In a statement on Monday, Heather Nauert, the chief State Department spokeswoman, said Mr. Pompeo and Stephen Biegun, the special representative for North Korea, planned to discuss steps toward progress in the Thursday meeting with Kim Yong-chol, the envoy from Pyongyang.
Among the four main points agreed to in Singapore, Ms. Nauert said, was “the final, fully verified denuclearization of the DPRK,” or the Democratic People’s Republic of North Korea, the formal name of North Korea.
But that is a notable change in wording from the agreement reached in June.
The third of the four points in that agreement said North Korea “commits to work toward complete denuclearization of the Korean Peninsula,” according to the White House statement from the summit. North Korea has interpreted this as meaning all sides agreeing to give up arms.
North Korean officials also have stressed the two points ahead of denuclearization to argue that forging a formal declaration to the end of the Korean War happen first. Those points called on the United States and North Korea to establish a new relationship with the aim of “peace and prosperity” and try to build “a lasting and stable peace regime on the Korean Peninsula.”
Last month, Mr. Pompeo met with the North Korean leader in Pyongyang. The chief American diplomat described it as a “good trip” and announced a modest agreement by Mr. Kim to allow outside inspectors to enter Punggye-Ri, a network of underground tunnels where North Korea has conducted all its nuclear tests.
Ms. Pak said North Korea’s offers so far have been minor compared to what it is asking of the United States in return — the formal end-of-war declaration and an easing of harsh economic sanctions.

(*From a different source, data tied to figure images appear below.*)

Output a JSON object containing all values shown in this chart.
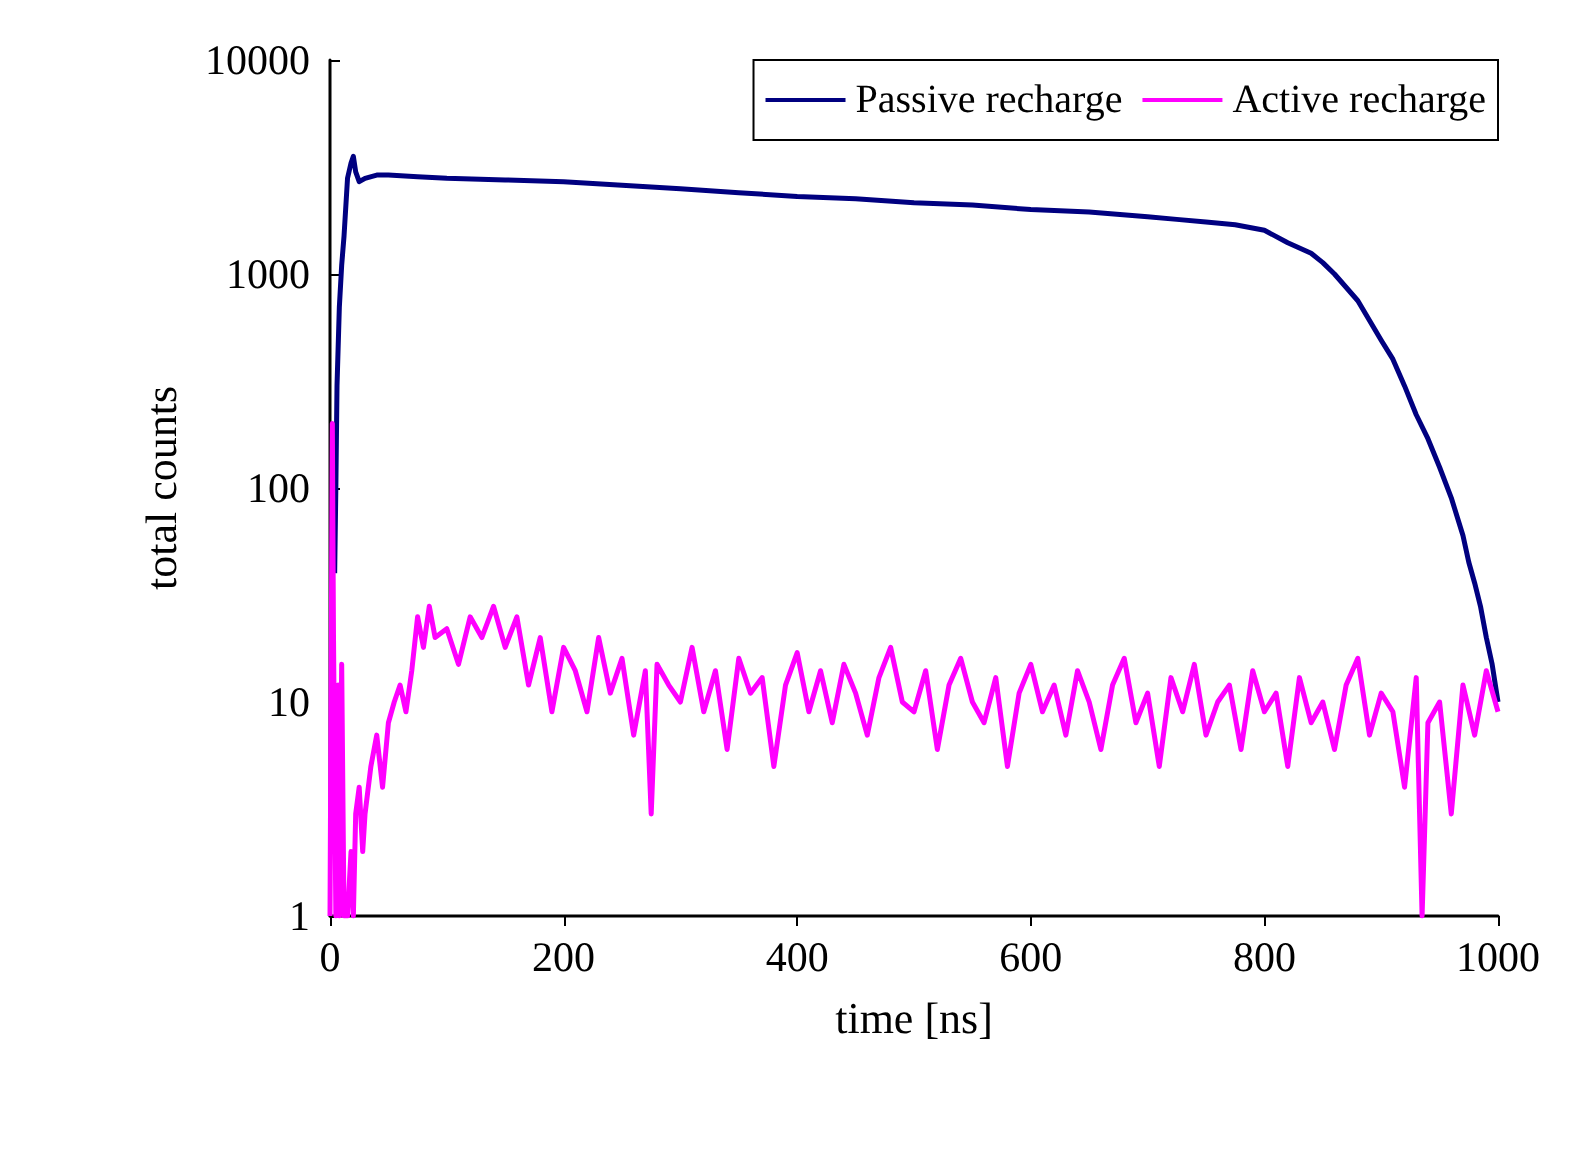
{
  "chart_data": {
    "type": "line",
    "xlabel": "time [ns]",
    "ylabel": "total counts",
    "log": "y",
    "legend": "top right",
    "grid": false,
    "marker": "none",
    "line_style": "solid",
    "xlim": [
      0,
      1000
    ],
    "xticks": [
      0,
      200,
      400,
      600,
      800,
      1000
    ],
    "ylim": [
      1,
      10000
    ],
    "yticks": [
      1,
      10,
      100,
      1000,
      10000
    ],
    "series": [
      {
        "name": "Passive recharge",
        "color": "#000080",
        "x": [
          4,
          5,
          6,
          8,
          10,
          12,
          15,
          18,
          20,
          22,
          25,
          30,
          40,
          50,
          75,
          100,
          150,
          200,
          250,
          300,
          350,
          400,
          450,
          500,
          550,
          600,
          650,
          700,
          725,
          750,
          775,
          800,
          820,
          840,
          850,
          860,
          880,
          900,
          910,
          920,
          930,
          940,
          950,
          960,
          970,
          975,
          980,
          985,
          990,
          995,
          1000
        ],
        "values": [
          40,
          100,
          300,
          700,
          1100,
          1500,
          2800,
          3300,
          3550,
          3000,
          2700,
          2800,
          2900,
          2900,
          2850,
          2800,
          2750,
          2700,
          2600,
          2500,
          2400,
          2300,
          2250,
          2150,
          2100,
          2000,
          1950,
          1850,
          1800,
          1750,
          1700,
          1600,
          1400,
          1250,
          1130,
          1000,
          750,
          490,
          400,
          300,
          220,
          170,
          125,
          90,
          60,
          45,
          36,
          28,
          20,
          15,
          10
        ]
      },
      {
        "name": "Active recharge",
        "color": "#ff00ff",
        "x": [
          0,
          2,
          3,
          5,
          7,
          8,
          10,
          12,
          15,
          18,
          20,
          22,
          25,
          28,
          30,
          35,
          40,
          45,
          50,
          55,
          60,
          65,
          70,
          75,
          80,
          85,
          90,
          100,
          110,
          120,
          130,
          140,
          150,
          160,
          170,
          180,
          190,
          200,
          210,
          220,
          230,
          240,
          250,
          260,
          270,
          275,
          280,
          290,
          300,
          310,
          320,
          330,
          340,
          350,
          360,
          370,
          380,
          390,
          400,
          410,
          420,
          430,
          440,
          450,
          460,
          470,
          480,
          490,
          500,
          510,
          520,
          530,
          540,
          550,
          560,
          570,
          580,
          590,
          600,
          610,
          620,
          630,
          640,
          650,
          660,
          670,
          680,
          690,
          700,
          710,
          720,
          730,
          740,
          750,
          760,
          770,
          780,
          790,
          800,
          810,
          820,
          830,
          840,
          850,
          860,
          870,
          880,
          890,
          900,
          910,
          920,
          930,
          935,
          940,
          950,
          960,
          970,
          980,
          990,
          1000
        ],
        "values": [
          1,
          200,
          20,
          1,
          12,
          1,
          15,
          1,
          1,
          2,
          1,
          3,
          4,
          2,
          3,
          5,
          7,
          4,
          8,
          10,
          12,
          9,
          14,
          25,
          18,
          28,
          20,
          22,
          15,
          25,
          20,
          28,
          18,
          25,
          12,
          20,
          9,
          18,
          14,
          9,
          20,
          11,
          16,
          7,
          14,
          3,
          15,
          12,
          10,
          18,
          9,
          14,
          6,
          16,
          11,
          13,
          5,
          12,
          17,
          9,
          14,
          8,
          15,
          11,
          7,
          13,
          18,
          10,
          9,
          14,
          6,
          12,
          16,
          10,
          8,
          13,
          5,
          11,
          15,
          9,
          12,
          7,
          14,
          10,
          6,
          12,
          16,
          8,
          11,
          5,
          13,
          9,
          15,
          7,
          10,
          12,
          6,
          14,
          9,
          11,
          5,
          13,
          8,
          10,
          6,
          12,
          16,
          7,
          11,
          9,
          4,
          13,
          1,
          8,
          10,
          3,
          12,
          7,
          14,
          9
        ]
      }
    ]
  }
}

“Because the North Korea nuclear program is so advanced, this is like North Korea offering to sell us Windows 97 at a price higher than it warrants,” Ms. Pak said. She said Mr. Trump had already given away important leverage by agreeing to stop joint military exercises with South Korea.

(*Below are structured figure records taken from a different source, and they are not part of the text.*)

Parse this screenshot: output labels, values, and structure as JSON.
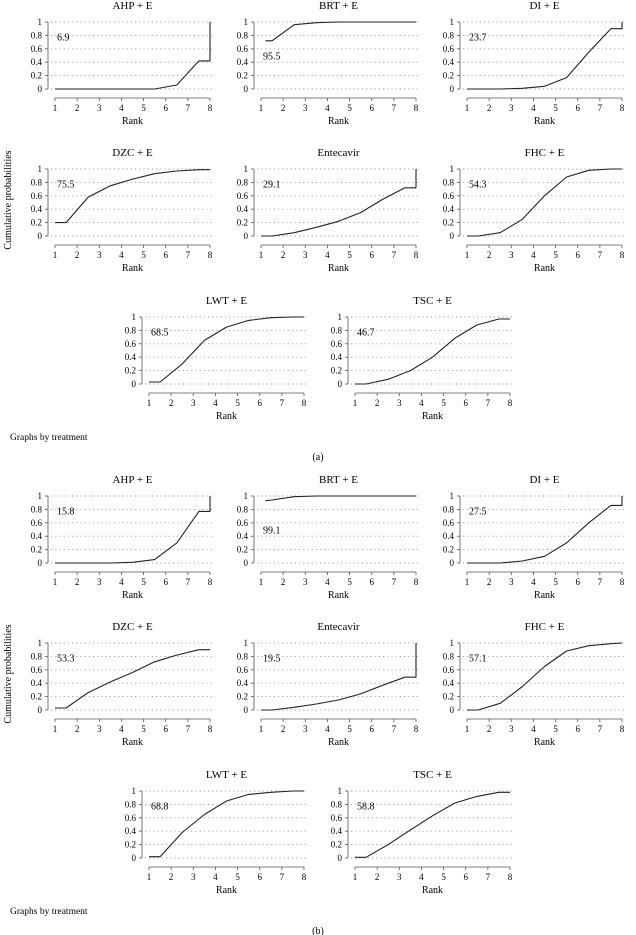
{
  "figure": {
    "ylabel": "Cumulative probabilities",
    "footnote": "Graphs by treatment",
    "yticks": [
      0,
      0.2,
      0.4,
      0.6,
      0.8,
      1
    ],
    "xticks": [
      1,
      2,
      3,
      4,
      5,
      6,
      7,
      8
    ],
    "xlabel": "Rank"
  },
  "chart_data": [
    {
      "type": "line",
      "caption": "(a)",
      "ylabel": "Cumulative probabilities",
      "footnote": "Graphs by treatment",
      "xlim": [
        1,
        8
      ],
      "ylim": [
        0,
        1
      ],
      "grid": "horizontal dotted",
      "panels": [
        {
          "title": "AHP + E",
          "sucra": "6.9",
          "xlabel": "Rank",
          "x": [
            1.0,
            4.5,
            5.5,
            6.5,
            7.5,
            8.0,
            8.0
          ],
          "y": [
            0,
            0,
            0,
            0.06,
            0.42,
            0.42,
            1.0
          ]
        },
        {
          "title": "BRT + E",
          "sucra": "95.5",
          "xlabel": "Rank",
          "x": [
            1.2,
            1.5,
            2.5,
            3.5,
            4.5,
            5.5,
            6.5,
            7.5,
            8.0
          ],
          "y": [
            0.72,
            0.72,
            0.96,
            0.99,
            1.0,
            1.0,
            1.0,
            1.0,
            1.0
          ]
        },
        {
          "title": "DI + E",
          "sucra": "23.7",
          "xlabel": "Rank",
          "x": [
            1.0,
            2.5,
            3.5,
            4.5,
            5.5,
            6.5,
            7.5,
            8.0,
            8.0
          ],
          "y": [
            0,
            0,
            0.01,
            0.04,
            0.17,
            0.55,
            0.9,
            0.9,
            1.0
          ]
        },
        {
          "title": "DZC + E",
          "sucra": "75.5",
          "xlabel": "Rank",
          "x": [
            1.0,
            1.5,
            2.5,
            3.5,
            4.5,
            5.5,
            6.5,
            7.5,
            8.0
          ],
          "y": [
            0.2,
            0.2,
            0.58,
            0.75,
            0.85,
            0.93,
            0.97,
            0.99,
            0.99
          ]
        },
        {
          "title": "Entecavir",
          "sucra": "29.1",
          "xlabel": "Rank",
          "x": [
            1.0,
            1.5,
            2.5,
            3.5,
            4.5,
            5.5,
            6.5,
            7.5,
            8.0,
            8.0
          ],
          "y": [
            0,
            0,
            0.05,
            0.13,
            0.22,
            0.35,
            0.55,
            0.72,
            0.72,
            1.0
          ]
        },
        {
          "title": "FHC + E",
          "sucra": "54.3",
          "xlabel": "Rank",
          "x": [
            1.0,
            1.5,
            2.5,
            3.5,
            4.5,
            5.5,
            6.5,
            7.5,
            8.0
          ],
          "y": [
            0,
            0,
            0.05,
            0.25,
            0.6,
            0.88,
            0.98,
            1.0,
            1.0
          ]
        },
        {
          "title": "LWT + E",
          "sucra": "68.5",
          "xlabel": "Rank",
          "x": [
            1.0,
            1.5,
            2.5,
            3.5,
            4.5,
            5.5,
            6.5,
            7.5,
            8.0
          ],
          "y": [
            0.03,
            0.03,
            0.3,
            0.65,
            0.85,
            0.95,
            0.99,
            1.0,
            1.0
          ]
        },
        {
          "title": "TSC + E",
          "sucra": "46.7",
          "xlabel": "Rank",
          "x": [
            1.0,
            1.5,
            2.5,
            3.5,
            4.5,
            5.5,
            6.5,
            7.5,
            8.0
          ],
          "y": [
            0,
            0,
            0.07,
            0.2,
            0.4,
            0.68,
            0.88,
            0.97,
            0.97
          ]
        }
      ]
    },
    {
      "type": "line",
      "caption": "(b)",
      "ylabel": "Cumulative probabilities",
      "footnote": "Graphs by treatment",
      "xlim": [
        1,
        8
      ],
      "ylim": [
        0,
        1
      ],
      "grid": "horizontal dotted",
      "panels": [
        {
          "title": "AHP + E",
          "sucra": "15.8",
          "xlabel": "Rank",
          "x": [
            1.0,
            3.5,
            4.5,
            5.5,
            6.5,
            7.5,
            8.0,
            8.0
          ],
          "y": [
            0,
            0,
            0.01,
            0.05,
            0.3,
            0.77,
            0.77,
            1.0
          ]
        },
        {
          "title": "BRT + E",
          "sucra": "99.1",
          "xlabel": "Rank",
          "x": [
            1.2,
            1.5,
            2.5,
            3.5,
            4.5,
            5.5,
            6.5,
            7.5,
            8.0
          ],
          "y": [
            0.93,
            0.94,
            0.99,
            1.0,
            1.0,
            1.0,
            1.0,
            1.0,
            1.0
          ]
        },
        {
          "title": "DI + E",
          "sucra": "27.5",
          "xlabel": "Rank",
          "x": [
            1.0,
            2.5,
            3.5,
            4.5,
            5.5,
            6.5,
            7.5,
            8.0,
            8.0
          ],
          "y": [
            0,
            0,
            0.03,
            0.1,
            0.3,
            0.6,
            0.86,
            0.86,
            1.0
          ]
        },
        {
          "title": "DZC + E",
          "sucra": "53.3",
          "xlabel": "Rank",
          "x": [
            1.0,
            1.5,
            2.5,
            3.5,
            4.5,
            5.5,
            6.5,
            7.5,
            8.0
          ],
          "y": [
            0.03,
            0.03,
            0.26,
            0.42,
            0.56,
            0.72,
            0.82,
            0.9,
            0.9
          ]
        },
        {
          "title": "Entecavir",
          "sucra": "19.5",
          "xlabel": "Rank",
          "x": [
            1.0,
            1.5,
            2.5,
            3.5,
            4.5,
            5.5,
            6.5,
            7.5,
            8.0,
            8.0
          ],
          "y": [
            0,
            0,
            0.04,
            0.09,
            0.15,
            0.24,
            0.37,
            0.49,
            0.49,
            1.0
          ]
        },
        {
          "title": "FHC + E",
          "sucra": "57.1",
          "xlabel": "Rank",
          "x": [
            1.0,
            1.5,
            2.5,
            3.5,
            4.5,
            5.5,
            6.5,
            7.5,
            8.0
          ],
          "y": [
            0,
            0,
            0.1,
            0.35,
            0.65,
            0.88,
            0.96,
            0.99,
            1.0
          ]
        },
        {
          "title": "LWT + E",
          "sucra": "68.8",
          "xlabel": "Rank",
          "x": [
            1.0,
            1.5,
            2.5,
            3.5,
            4.5,
            5.5,
            6.5,
            7.5,
            8.0
          ],
          "y": [
            0.02,
            0.02,
            0.38,
            0.65,
            0.85,
            0.95,
            0.98,
            1.0,
            1.0
          ]
        },
        {
          "title": "TSC + E",
          "sucra": "58.8",
          "xlabel": "Rank",
          "x": [
            1.0,
            1.5,
            2.5,
            3.5,
            4.5,
            5.5,
            6.5,
            7.5,
            8.0
          ],
          "y": [
            0.01,
            0.01,
            0.2,
            0.42,
            0.63,
            0.82,
            0.92,
            0.98,
            0.98
          ]
        }
      ]
    }
  ]
}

After Mr. Pompeo’s trip in October, Mr. Biegun was supposed to meet with Choe Son-hui, North Korea’s vice foreign minister. But that never happened, marking another sign of lackluster diplomacy.
While Mr. Trump has generally been effusive about the warming relations, there have been rough patches throughout.

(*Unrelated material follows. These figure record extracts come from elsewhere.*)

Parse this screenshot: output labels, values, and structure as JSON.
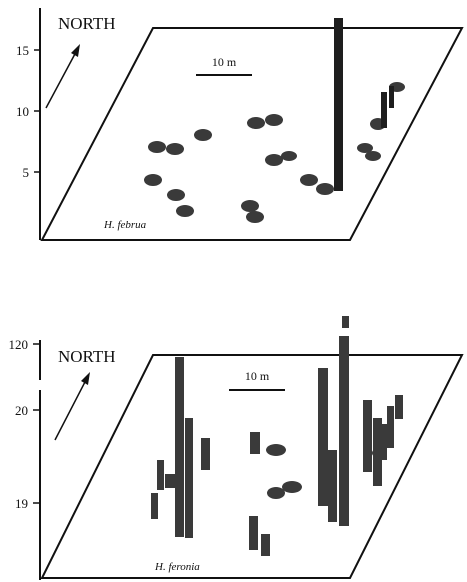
{
  "colors": {
    "ink": "#111111",
    "mark": "#3a3a3a",
    "mark_dark": "#1e1e1e"
  },
  "panels": [
    {
      "id": "top",
      "species": "H. februa",
      "north_label": "NORTH",
      "scale_label": "10 m",
      "axis_ticks": [
        "15",
        "10",
        "5"
      ]
    },
    {
      "id": "bottom",
      "species": "H. feronia",
      "north_label": "NORTH",
      "scale_label": "10 m",
      "axis_ticks": [
        "120",
        "20",
        "19"
      ]
    }
  ]
}
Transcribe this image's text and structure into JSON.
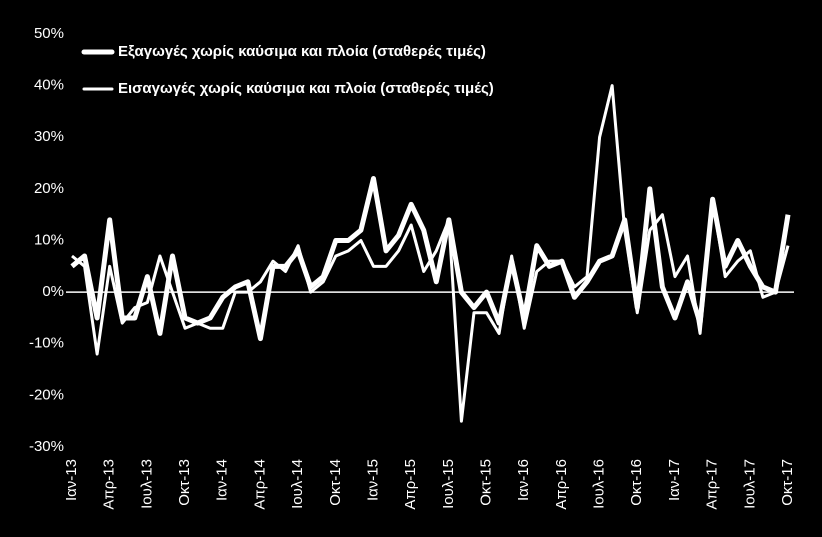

Mr. Pompeo was kept waiting when he met with Kim Yong-chol in July in Pyongyang. Afterward, the North Korean government said the Trump administration was pushing a “unilateral and gangster-like demand for denuclearization.” A month later, in August, Mr. Trump abruptly canceled a trip Mr. Pompeo was scheduled to make to North Korea.
Talks between North Korea and the administration of President Moon Jae-in of South Korea have been going much more smoothly.
Mr. Moon is trying to arrange a meeting by year’s end with Kim Jong-un in Seoul, following on the South Korean president’s landmark visit to North Korea in September. That would be their fourth meeting this year.
On Nov. 3, a commentary in Rodong Sinmun, an official Workers’ Party newspaper in North Korea, encouraged the two Koreas to move forward with an end-of-war declaration. It described a “vital demand of the Korean nation” that the two governments “ease the military tension on the Korean Peninsula and remove the danger of war.”
“On the inter-Korean process, it’s been continued progress on all fronts,” said John Delury, a professor at Yonsei University in Seoul. “The Americans should catch up to the South Koreans.”
On Friday, the subject of North Korea will no doubt come up again when Mr. Pompeo meets in Washington with Yang Jiechi, a senior Chinese foreign policy official. Jim Mattis, the defense secretary, is expected to meet the same day with General Wei Fenghe, China’s defense minister.
The meetings are part of a regular dialogue that Mr. Trump and Xi Jinping, president of China, agreed to in 2017. Since then, relations between the two nations have worsened, mostly because of a trade war that Mr. Trump started.